Distinctiveness in a Crowded Category
Another important theme in her thinking is distinctiveness. In a category where differentiation is not always easy, one of Achmea’s challenges is to ensure that each brand develops its own recognisable identity. As Madelon puts it: “Within a company like Achmea with multiple brands, so a brand portfolio, and also in the market we operate in, it is about trying to be more distinctive from one another and to have your own face.”
That sounds easier than it is. “We can put it very nicely on paper,” Madelon says. “But ultimately, making sure that it is actually experienced that way by customers and potential customers, that remains a challenge.” In what she calls “that grey insurance world”, brand meaning has to be felt, not just formulated.

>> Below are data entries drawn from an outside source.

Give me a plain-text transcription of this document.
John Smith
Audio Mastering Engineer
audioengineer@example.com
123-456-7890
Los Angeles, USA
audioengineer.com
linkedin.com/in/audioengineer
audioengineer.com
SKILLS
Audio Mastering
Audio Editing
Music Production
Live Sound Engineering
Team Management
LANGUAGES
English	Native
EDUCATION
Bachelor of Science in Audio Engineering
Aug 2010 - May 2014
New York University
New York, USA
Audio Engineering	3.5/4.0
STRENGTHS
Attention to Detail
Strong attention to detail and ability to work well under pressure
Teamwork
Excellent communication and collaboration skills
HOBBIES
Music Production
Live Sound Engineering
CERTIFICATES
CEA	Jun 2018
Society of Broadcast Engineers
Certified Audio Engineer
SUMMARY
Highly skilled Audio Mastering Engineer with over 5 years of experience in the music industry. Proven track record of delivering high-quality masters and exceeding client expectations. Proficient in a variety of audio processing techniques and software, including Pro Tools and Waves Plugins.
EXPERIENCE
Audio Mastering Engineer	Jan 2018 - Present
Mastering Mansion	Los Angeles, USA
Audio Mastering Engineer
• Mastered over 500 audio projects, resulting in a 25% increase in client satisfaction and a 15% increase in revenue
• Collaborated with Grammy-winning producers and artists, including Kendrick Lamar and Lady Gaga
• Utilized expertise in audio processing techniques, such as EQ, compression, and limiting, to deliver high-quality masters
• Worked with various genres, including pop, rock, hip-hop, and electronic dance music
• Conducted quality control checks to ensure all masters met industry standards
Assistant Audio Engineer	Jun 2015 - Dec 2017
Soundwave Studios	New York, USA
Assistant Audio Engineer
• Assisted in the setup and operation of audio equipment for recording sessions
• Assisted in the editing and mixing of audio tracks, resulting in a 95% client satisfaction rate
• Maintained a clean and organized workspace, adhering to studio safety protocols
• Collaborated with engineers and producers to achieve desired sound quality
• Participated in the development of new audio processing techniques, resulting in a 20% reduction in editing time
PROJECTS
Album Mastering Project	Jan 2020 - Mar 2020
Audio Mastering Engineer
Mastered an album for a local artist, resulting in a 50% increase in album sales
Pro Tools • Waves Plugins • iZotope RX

Relevance is Becoming Harder to Earn
Looking ahead, Madelon sees relevance as the theme that will only become more important. “The current consumer is so overloaded with messages, but also with products, with choices,” she says, “that you simply have to be relevant with both your product offering, but also your services, but also your tips, your information.”
That is why she sees relevance not just as a communication issue, but as something broader. Brands must understand what customers actually need and how they can help in a concrete way. “If you want to stand out, if you want to be able to reach them, then you have to be relevant. In my view that is the first condition.”
“If you want to stand out, if you want to be able to reach them, then you have to be relevant. In my view that is the first condition.”
Smaller Audiences, Bigger Pressure
Achieving that relevance is becoming harder as audiences fragment and media use changes. Madelon believes brands increasingly have to build stronger connections with smaller and more specific groups. “You really have to target much more on small niche groups, be relevant for them,” she says. “You have to fragment even more, so to speak, in order to make that connection.”
That creates tension. On the one hand, brands need to become more specific and tailored. On the other, they still need to remain coherent and recognisable as a whole. “My feeling is that you have to make it increasingly specific,” she says, “while at the same time safeguarding that it remains coherent, what you want as a brand, what you stand for, and what distinguishes you.”
AI adds another layer to that challenge. For Madelon, it is not only about efficiency or content creation, but also about discoverability. “How do we make sure we have enough relevant content for customers,” she asks, “so that if people start searching through AI, then we are there and that we rise to the top?” Rather than reducing the importance of content, she believes AI may actually increase it.
“My feeling is that you have to make it increasingly specific, while at the same time safeguarding that it remains coherent, what you want as a brand, what you stand for, and what distinguishes you.”
Growth also lies in Connection
She also sees opportunity in greater connection across Achmea’s business. More growth, she believes, can come from bringing different domains together. “I think you should not try to shout louder as brands,” she says. “I think there is still an opportunity for Achmea. We have all those domains, we have healthcare, we have living, we have mobility, to perhaps connect them more with each other.”
In the end, her view of brand growth is both practical and principled. Brands grow when they become meaningful in customers’ lives, when they address real needs in a credible way, and when they build trust by showing their value clearly and consistently. Or, as she sums it up herself: “Our brands become stronger by helping solve societal problems. That makes you relevant in customers’ lives. It gives you legitimacy and it ensures sustainable growth,” she says.
“Our brands become stronger by helping solve societal problems. That makes you relevant in customers’ lives. It gives you legitimacy and it ensures sustainable growth.”